Adobe, Apple Hit Flash Point - The Wall Street Journal
Relationship Strained by iPhone’s Incompatibility
Apple Inc. and longtime partner Adobe Systems Inc. are at a flash point over the iPhone.
Since its debut in June, the iPhone’s mobile Web browser has been off-limits to nearly all videos delivered over the Internet. That is because the browser isn’t compatible with Flash Player, an Adobe-made media player used to view Internet videos.
Videos for the iPhone have to be specially formatted to a file type that Apple endorses. Google Inc.’s YouTube is the only video provider now doing this, and only a handful of videos are available.

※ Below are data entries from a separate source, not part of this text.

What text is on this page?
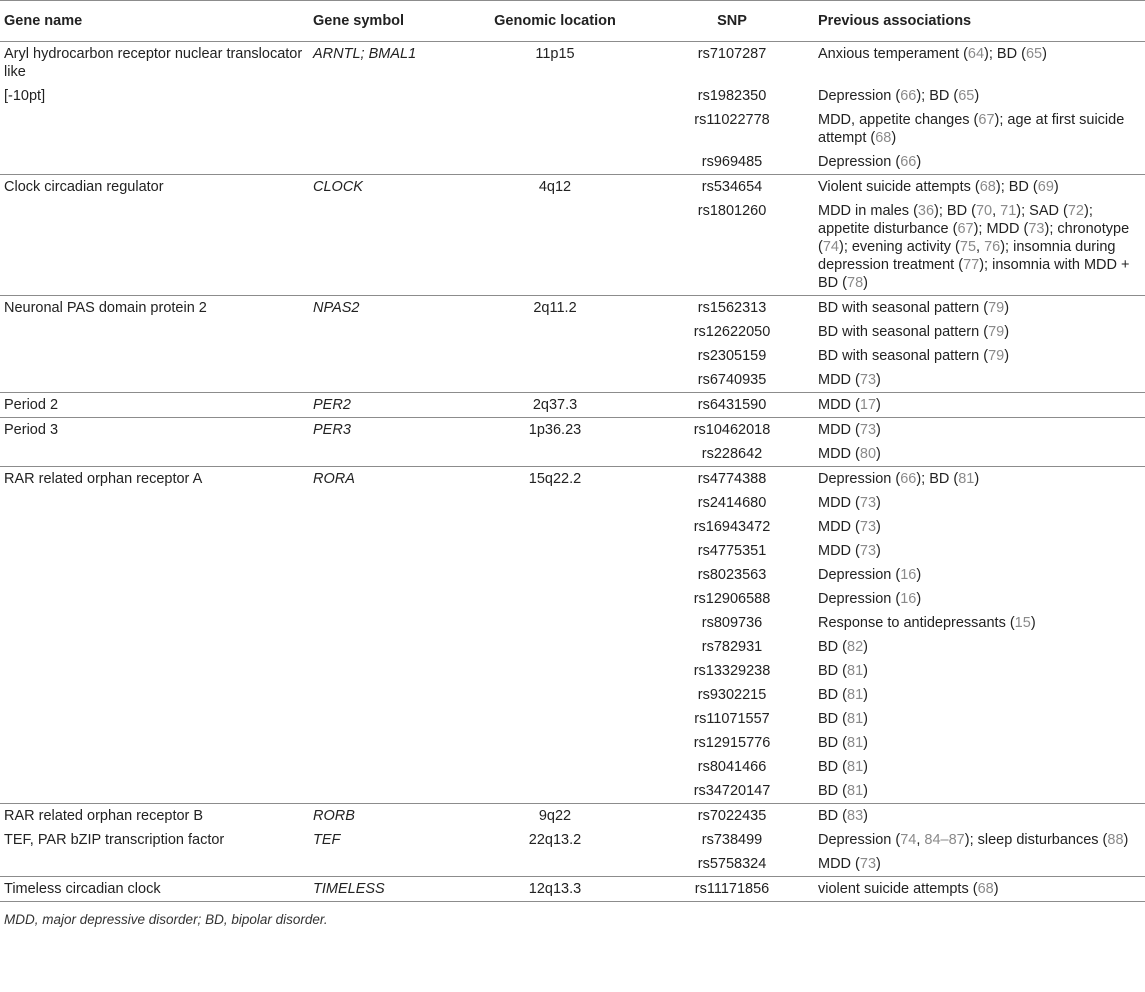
Gene name	Gene symbol	Genomic location	SNP	Previous associations
Aryl hydrocarbon receptor nuclear translocator like	ARNTL; BMAL1	11p15	rs7107287	Anxious temperament (64); BD (65)
[-10pt]			rs1982350	Depression (66); BD (65)
			rs11022778	MDD, appetite changes (67); age at first suicide attempt (68)
			rs969485	Depression (66)
Clock circadian regulator	CLOCK	4q12	rs534654	Violent suicide attempts (68); BD (69)
			rs1801260	MDD in males (36); BD (70, 71); SAD (72); appetite disturbance (67); MDD (73); chronotype (74); evening activity (75, 76); insomnia during depression treatment (77); insomnia with MDD + BD (78)
Neuronal PAS domain protein 2	NPAS2	2q11.2	rs1562313	BD with seasonal pattern (79)
			rs12622050	BD with seasonal pattern (79)
			rs2305159	BD with seasonal pattern (79)
			rs6740935	MDD (73)
Period 2	PER2	2q37.3	rs6431590	MDD (17)
Period 3	PER3	1p36.23	rs10462018	MDD (73)
			rs228642	MDD (80)
RAR related orphan receptor A	RORA	15q22.2	rs4774388	Depression (66); BD (81)
			rs2414680	MDD (73)
			rs16943472	MDD (73)
			rs4775351	MDD (73)
			rs8023563	Depression (16)
			rs12906588	Depression (16)
			rs809736	Response to antidepressants (15)
			rs782931	BD (82)
			rs13329238	BD (81)
			rs9302215	BD (81)
			rs11071557	BD (81)
			rs12915776	BD (81)
			rs8041466	BD (81)
			rs34720147	BD (81)
RAR related orphan receptor B	RORB	9q22	rs7022435	BD (83)
TEF, PAR bZIP transcription factor	TEF	22q13.2	rs738499	Depression (74, 84–87); sleep disturbances (88)
			rs5758324	MDD (73)
Timeless circadian clock	TIMELESS	12q13.3	rs11171856	violent suicide attempts (68)
MDD, major depressive disorder; BD, bipolar disorder.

Adobe’s patience appears to be wearing thin. “No one aside from [Apple Chief Executive] Steve Jobs has any idea if or when it’s coming,” Ryan Stewart, Adobe’s chief spokesman for its Internet-based applications, wrote on his blog last week. “Everyone I talk to doesn’t know anything.”
The iPhone’s history is already marked by Apple’s demands scaring off would-be partners, including Verizon Wireless, jointly owned by Verizon Communications Inc. and Vodafone Group PLC, and China Mobile Ltd. Now it appears the same tactics are straining Apple’s relationship with Adobe.